Heads of major brokerage firms testified Tuesday on the importance of ensuring that U.S. securities markets remain the world's best.

Lawmakers did not need much convincing.

"If we want the goose that routinely lays the golden egg in America … we've got to try to provide an environment that will enhance it staying there," said Senate Banking Committee Chairman Phil Gramm. The Texas Republican stressed that the committee's two days of hearings in New York this week are only the beginning. Senate Banking will discuss similar issues at an upcoming meeting in Chicago.

The congressional interest comes amid the long-running bull market, increased investing by individuals, and the proliferation of non-traditional trading networks. These three factors have sparked concerns by securities regulators and industry members over a host of issues including liquidity, competition, and price transparency.

"The question is, as we enter the 21st century, are U.S. markets the most efficient, the most fair, the most able to compete?" asked Sen. Charles Schumer, D-N.Y.

Those are issues the Securities and Exchange Commission is studying. Last week the SEC put out for public comment six proposals for overhauling the securities markets. One would create a nationally linked market that would force all investors' orders to interact, with execution priority given by price and time.

That particular proposal was the subject of much discussion at Tuesday's hearing, where top executives from Charles Schwab & Co., Merrill Lynch & Co., Morgan Stanley Dean Witter & Co., and Goldman, Sachs & Co. testified.

Some brokerage heads and Senate Banking members said they favored a system in which individual markets would co-exist, but would be electronically linked to allow investors access to the best available prices in all markets.

Such market-wide linkage would promote competition and better prices, and eliminate "fragmented pools of liquidity," said David H. Komansky, chairman and chief executive of Merrill Lynch.

Sen.
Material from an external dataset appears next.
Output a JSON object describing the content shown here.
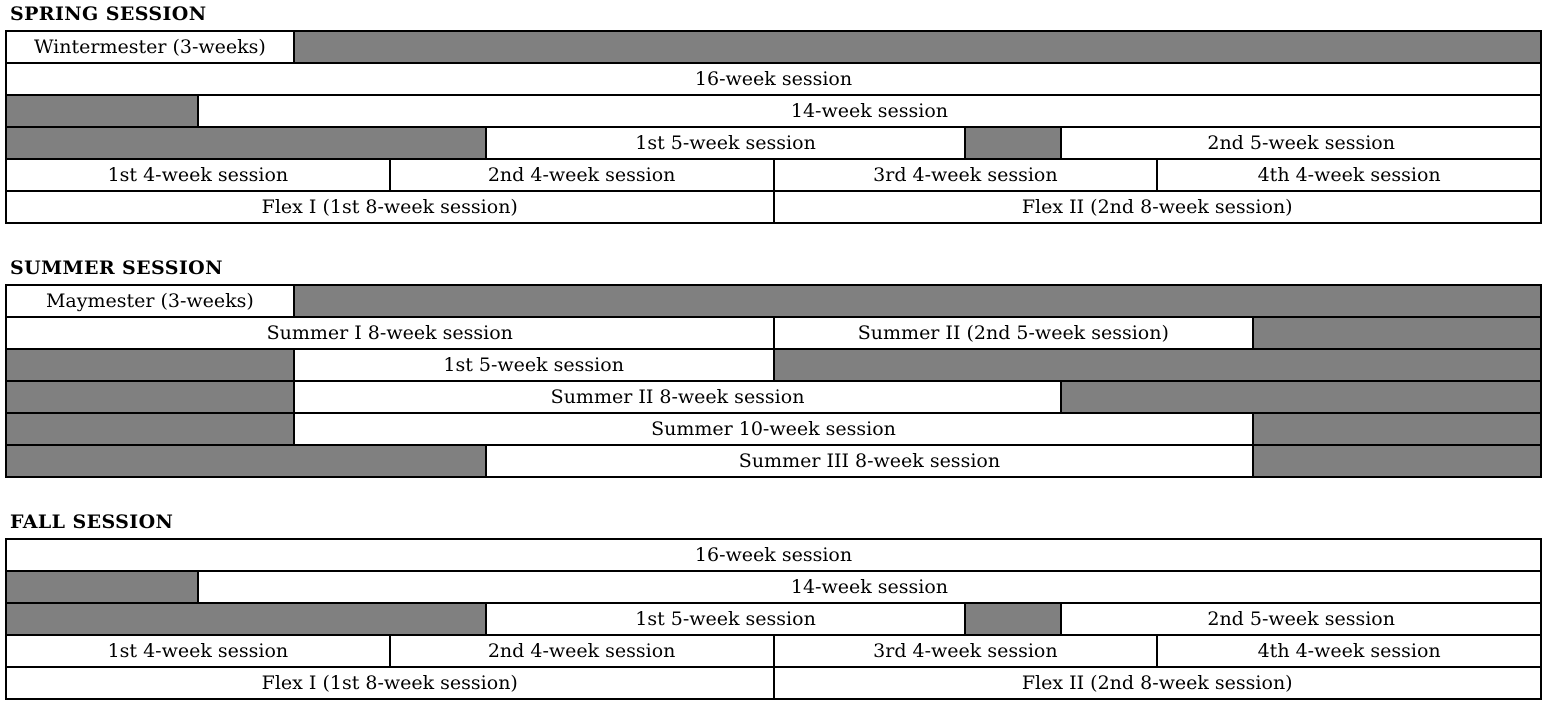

Schumer said investors would benefit from knowing that they were getting the best price available in all markets, be it the New York Stock Exchange, the Nasdaq, or an electronic communications network. "Sunlight is the great disinfectant," he said.

There was, however, some disagreement over the definition of a centralized market. Sen. Gramm and Charles Schwab, chairman and chief executive of the company that bears his name, were concerned that all orders would be have to be executed on one market, which could stifle competition.

Meanwhile, technology is moving at a rapid pace, making it all the more important for new regulations to be implemented on a timely basis. "Regulation has to catch up [with technology] or we are in danger of losing market preeminence," said Henry M. Paulson Jr., chairman of Goldman, Sachs &Co.